Diserahkan pada tahun 1967 oleh jaksa penuntut umum Jader de Figueiredo Correia, dokumen tersebut merinci pelanggaran mengerikan yang dilakukan oleh Dinas Perlindungan India (yang dikenal sebagai SPI), yang dibentuk untuk meningkatkan penghidupan masyarakat adat namun seringkali berakhir sebagai mekanisme untuk merampok. mereka dari tanah atau memusnahkan mereka dengan senjata atau racun.
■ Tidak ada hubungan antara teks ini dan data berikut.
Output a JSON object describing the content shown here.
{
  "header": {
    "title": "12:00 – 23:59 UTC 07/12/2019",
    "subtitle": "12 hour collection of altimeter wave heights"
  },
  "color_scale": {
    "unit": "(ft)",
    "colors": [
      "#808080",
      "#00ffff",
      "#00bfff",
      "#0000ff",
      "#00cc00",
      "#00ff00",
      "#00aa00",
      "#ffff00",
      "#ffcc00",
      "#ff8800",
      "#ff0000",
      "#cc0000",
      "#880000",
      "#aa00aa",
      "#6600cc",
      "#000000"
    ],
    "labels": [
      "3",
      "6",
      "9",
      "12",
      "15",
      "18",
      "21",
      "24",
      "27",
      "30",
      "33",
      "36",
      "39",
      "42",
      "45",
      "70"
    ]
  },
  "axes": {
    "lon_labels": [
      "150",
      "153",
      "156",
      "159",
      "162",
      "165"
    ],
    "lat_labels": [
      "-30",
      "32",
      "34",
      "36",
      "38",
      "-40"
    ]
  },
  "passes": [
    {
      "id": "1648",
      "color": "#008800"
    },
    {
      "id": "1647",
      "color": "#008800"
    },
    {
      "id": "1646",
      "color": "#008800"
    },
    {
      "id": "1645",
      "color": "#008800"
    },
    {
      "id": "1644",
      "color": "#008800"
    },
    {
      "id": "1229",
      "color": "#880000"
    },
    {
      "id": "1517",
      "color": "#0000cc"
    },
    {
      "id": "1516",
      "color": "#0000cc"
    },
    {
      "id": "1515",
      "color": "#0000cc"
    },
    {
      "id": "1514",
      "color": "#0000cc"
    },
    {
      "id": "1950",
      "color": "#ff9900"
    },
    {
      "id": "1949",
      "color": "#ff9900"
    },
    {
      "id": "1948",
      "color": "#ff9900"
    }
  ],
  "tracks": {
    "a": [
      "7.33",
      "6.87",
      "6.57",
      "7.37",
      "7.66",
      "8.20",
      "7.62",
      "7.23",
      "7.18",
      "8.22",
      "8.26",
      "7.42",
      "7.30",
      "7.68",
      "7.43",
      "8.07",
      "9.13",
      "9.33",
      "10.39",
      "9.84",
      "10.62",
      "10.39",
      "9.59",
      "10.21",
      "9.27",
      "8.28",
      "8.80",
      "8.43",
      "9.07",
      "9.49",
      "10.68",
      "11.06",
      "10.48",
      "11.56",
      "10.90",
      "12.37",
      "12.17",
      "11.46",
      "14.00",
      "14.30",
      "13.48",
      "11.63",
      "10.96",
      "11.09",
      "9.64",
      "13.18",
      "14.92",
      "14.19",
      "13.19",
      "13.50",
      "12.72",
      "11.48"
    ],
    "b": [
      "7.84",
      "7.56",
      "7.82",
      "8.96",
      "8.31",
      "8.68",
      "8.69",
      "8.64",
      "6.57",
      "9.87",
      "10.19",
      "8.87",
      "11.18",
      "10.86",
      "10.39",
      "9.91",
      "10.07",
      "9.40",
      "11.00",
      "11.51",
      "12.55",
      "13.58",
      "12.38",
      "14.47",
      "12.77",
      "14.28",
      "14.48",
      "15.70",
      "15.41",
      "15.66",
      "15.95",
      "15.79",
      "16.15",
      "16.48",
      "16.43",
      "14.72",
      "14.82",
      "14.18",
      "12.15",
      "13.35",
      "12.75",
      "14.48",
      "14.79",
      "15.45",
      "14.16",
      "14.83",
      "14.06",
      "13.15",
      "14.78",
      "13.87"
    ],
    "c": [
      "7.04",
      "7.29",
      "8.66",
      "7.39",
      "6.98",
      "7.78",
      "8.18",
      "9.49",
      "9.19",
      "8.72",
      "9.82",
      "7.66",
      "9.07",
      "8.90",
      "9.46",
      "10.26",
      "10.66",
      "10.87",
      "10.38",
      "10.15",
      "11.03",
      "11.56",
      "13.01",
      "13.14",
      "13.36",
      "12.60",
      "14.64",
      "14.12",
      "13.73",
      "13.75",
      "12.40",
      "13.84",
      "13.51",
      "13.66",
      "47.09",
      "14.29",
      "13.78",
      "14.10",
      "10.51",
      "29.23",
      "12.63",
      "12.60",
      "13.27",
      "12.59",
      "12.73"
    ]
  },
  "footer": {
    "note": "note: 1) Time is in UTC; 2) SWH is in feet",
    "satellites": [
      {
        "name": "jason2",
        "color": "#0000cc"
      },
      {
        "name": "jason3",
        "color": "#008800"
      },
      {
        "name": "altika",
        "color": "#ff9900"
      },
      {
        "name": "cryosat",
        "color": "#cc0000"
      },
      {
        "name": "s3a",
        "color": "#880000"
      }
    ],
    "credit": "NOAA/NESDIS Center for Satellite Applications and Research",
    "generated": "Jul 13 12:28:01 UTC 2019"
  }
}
Dokumen tersebut menimbulkan kehebohan internasional ketika dirilis, dua tahun kemudian menyebabkan berdirinya organisasi hak-hak suku Kelangsungan Hidup Internasional [2]. Namun Brasil gagal memenjarakan satu orang pun meskipun ada dakwaan awal terhadap 134 pejabat yang diduga terlibat dalam lebih dari 1,000 kejahatan.
Laporan tersebut diyakini telah dihancurkan oleh kebakaran di Kementerian Pertanian segera setelah diterbitkan, sehingga menimbulkan kecurigaan adanya upaya menutup-nutupi oleh kediktatoran dan sekutunya di kalangan pemilik tanah besar. Namun, sebagian besar dokumen tersebut ditemukan baru-baru ini dalam arsip yang lembab dan sedang diperiksa oleh Komisi Kebenaran Nasional, yang menyelidiki pelanggaran hak asasi manusia antara tahun 1947 dan 1988.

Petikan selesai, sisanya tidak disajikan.